The exact set of advanced parameters depends on the selected model provider. FlowAPI keeps the main request shape familiar, but provider-specific extras are not guaranteed to work uniformly across every model.

Example Request


{
  "model": "deepseek-ai/DeepSeek-V3.2",
  "messages": [
    { "role": "system", "content": "You are a concise technical assistant." },
    { "role": "user", "content": "Summarize the benefits of streaming responses." }
  ],
  "temperature": 0.7,
  "max_tokens": 1024,
  "stream": false
}

For vector generation, FlowAPI also supports POST /v1/embeddings with an OpenAI-compatible request body using model and input.

Structured Output

For basic JSON output, use response_format: { "type": "json_object" }.

See Structured Outputs for examples and support caveats.

Streaming

FlowAPI supports Server-Sent Events (SSE) for streaming responses.

Set stream: true in the request body, and parse delta chunks as they arrive.

See Streaming for end-to-end examples.

Response Overview

Non-streaming responses return a full message; streaming responses return incremental delta chunks.

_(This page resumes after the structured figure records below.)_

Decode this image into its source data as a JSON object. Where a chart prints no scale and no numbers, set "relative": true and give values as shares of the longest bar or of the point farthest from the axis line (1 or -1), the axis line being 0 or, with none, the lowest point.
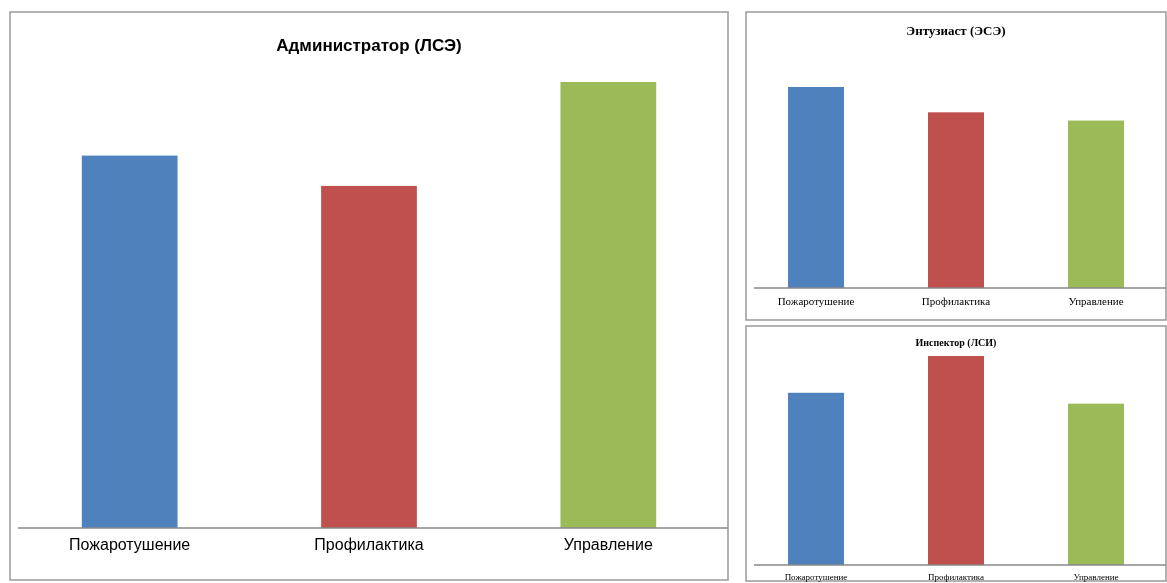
{
  "chart_data": [
    {
      "type": "bar",
      "title": "Администратор (ЛСЭ)",
      "categories": [
        "Пожаротушение",
        "Профилактика",
        "Управление"
      ],
      "values": [
        0.835,
        0.767,
        1
      ],
      "colors": [
        "#4f81bd",
        "#c0504d",
        "#9bbb59"
      ],
      "relative": true
    },
    {
      "type": "bar",
      "title": "Энтузиаст (ЭСЭ)",
      "categories": [
        "Пожаротушение",
        "Профилактика",
        "Управление"
      ],
      "values": [
        1,
        0.874,
        0.833
      ],
      "colors": [
        "#4f81bd",
        "#c0504d",
        "#9bbb59"
      ],
      "relative": true
    },
    {
      "type": "bar",
      "title": "Инспектор (ЛСИ)",
      "categories": [
        "Пожаротушение",
        "Профилактика",
        "Управление"
      ],
      "values": [
        0.824,
        1,
        0.772
      ],
      "colors": [
        "#4f81bd",
        "#c0504d",
        "#9bbb59"
      ],
      "relative": true
    }
  ]
}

See Responses for the full schema and field explanations.

Finish Reasons

Common finish_reason values include:

stop: normal completion
length: output stopped because token limit was reached
tool_calls: the model emitted tool call instructions
content_filter: output was filtered by a safety policy

Some upstream providers may return additional provider-specific values.

Provider-Specific Parameters

FlowAPI keeps the primary schema stable, but some models may accept additional OpenAI-style or provider-specific fields such as:

tools
tool_choice
top_k
logit_bias
repetition_penalty
seed

These fields may be forwarded when the upstream model supports them, but they are not guaranteed to behave consistently across all providers.

See Tool Calling for tools and tool_choice details.

Error Shape

Gateway-generated errors follow this structure:


{
  "error": {
    "message": "Missing or invalid Bearer API key.",
    "type": "invalid_api_key",
    "code": "401"
  }
}

See the dedicated Error Codes page for the full matrix.